Haemolytic assay for detection of complement classical pathway (CP) function. (A) CP haemolytic assay. Sheep erythrocytes coated with IgM antibodies are incubated with patient serum. The C1 complex binds and initiates formation of the CP convertase, leading to activation of C3, assembly of the C5b-9 complex, and subsequent erythrocyte lysis. (B) CH50 assay. Titration of the amount of serum needed to lyse 50% of a specified limited and fixed quantity of cells in the CH50 assay. The curves show three individuals with different levels of complement function. (C) One tube CP assay.
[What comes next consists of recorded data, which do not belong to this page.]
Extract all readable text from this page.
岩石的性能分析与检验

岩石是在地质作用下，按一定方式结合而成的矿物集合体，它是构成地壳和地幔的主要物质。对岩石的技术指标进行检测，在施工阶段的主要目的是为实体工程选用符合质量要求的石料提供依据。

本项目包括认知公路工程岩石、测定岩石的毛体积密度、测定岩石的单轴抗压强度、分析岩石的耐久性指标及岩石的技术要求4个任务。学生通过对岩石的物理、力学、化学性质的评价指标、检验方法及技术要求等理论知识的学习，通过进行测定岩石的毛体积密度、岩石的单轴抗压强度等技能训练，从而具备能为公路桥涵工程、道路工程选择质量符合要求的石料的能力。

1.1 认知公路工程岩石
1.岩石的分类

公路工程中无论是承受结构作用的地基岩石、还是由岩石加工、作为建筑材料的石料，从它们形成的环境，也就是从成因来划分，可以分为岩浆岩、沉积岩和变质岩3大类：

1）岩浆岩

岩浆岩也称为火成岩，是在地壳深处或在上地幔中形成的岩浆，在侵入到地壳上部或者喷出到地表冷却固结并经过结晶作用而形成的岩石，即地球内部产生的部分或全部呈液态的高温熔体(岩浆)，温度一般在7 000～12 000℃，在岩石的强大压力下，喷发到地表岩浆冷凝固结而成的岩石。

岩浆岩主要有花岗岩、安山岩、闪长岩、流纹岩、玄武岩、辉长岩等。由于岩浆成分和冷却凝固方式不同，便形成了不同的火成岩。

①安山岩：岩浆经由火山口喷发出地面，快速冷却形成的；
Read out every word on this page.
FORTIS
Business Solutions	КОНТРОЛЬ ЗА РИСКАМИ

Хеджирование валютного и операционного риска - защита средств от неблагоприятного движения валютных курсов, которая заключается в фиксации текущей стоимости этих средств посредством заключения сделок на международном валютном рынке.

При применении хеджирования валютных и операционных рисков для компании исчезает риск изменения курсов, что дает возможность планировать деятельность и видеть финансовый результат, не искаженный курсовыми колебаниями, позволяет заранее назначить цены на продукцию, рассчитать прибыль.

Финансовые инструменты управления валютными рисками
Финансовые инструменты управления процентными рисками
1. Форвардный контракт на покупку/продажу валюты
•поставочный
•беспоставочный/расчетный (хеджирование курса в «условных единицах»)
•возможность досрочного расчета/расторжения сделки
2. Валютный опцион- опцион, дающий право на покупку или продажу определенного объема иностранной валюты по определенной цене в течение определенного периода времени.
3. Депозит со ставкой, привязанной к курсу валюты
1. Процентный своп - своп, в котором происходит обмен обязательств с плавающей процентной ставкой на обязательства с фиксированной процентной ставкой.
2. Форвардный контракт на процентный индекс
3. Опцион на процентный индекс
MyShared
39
Since the activity of complement is proportional to the quantity of cells that are lysed, this assay is performed in an excess of erythrocytes. The curves show three individuals with different levels of complement function. Assays for alternative pathway (AP) activation function similarly except that uncoated rabbit or guinea pig erythrocytes which spontaneously activate the AP, are used.

Figure 5

Examples of specialized functional assays. (A) Time course alternative pathway (AP) haemolysis test. The left curve was obtained using serum form a complement sufficient individual and the right curve using serum form a properdin deficient patient. Since the curves merge at the same level after 20 min in the one tube assay it is necessary to also incubate for shorter time to locate this deficiency. (B) Correlation between functional test and individual analytes. Combination of haemolytic function via the classical pathway (CP) and an individual analyte (C1q) show a correlation in this material of systemic lupus erythematosus (SLE) patients. The exception, marked with (^*) is a patient with total C2 deficiency. (B) reproduced from (15) with permission from the publisher.

Figure 6

Mechanism of action of microtitre plate based complement activation assays. Schematic representation of the mechanisms for commercially available enzyme immune assays (EIA) to monitor complement activation via the three different pathways. Wells of microtiter plates are coated with ligands for the recognition molecules within each pathway. For each assay, serum supplemented with inhibitors for the other two pathways is incubated. After complement activation, the readout for all assays is formation of the terminal complement complex C5b-9.

Figure 7

Complement activation during an SLE (systemic lupus erythematosus) excacerbation. Clinically, the magnitude of an excacerbation of (SLE) is quantified as SLE disease index (SLEDAI; black line). During excacerbation, intact complement components C3, C4, factor B (FB), and other components are consumed, which results in a decline in haemolytic function by the classical pathway (CP) (red line). Complement activation markers e.g., C3d,g, C3a, and sC5b-9 (orange line), peak concomitantly with the SLEDAI. Figure adapted from (13).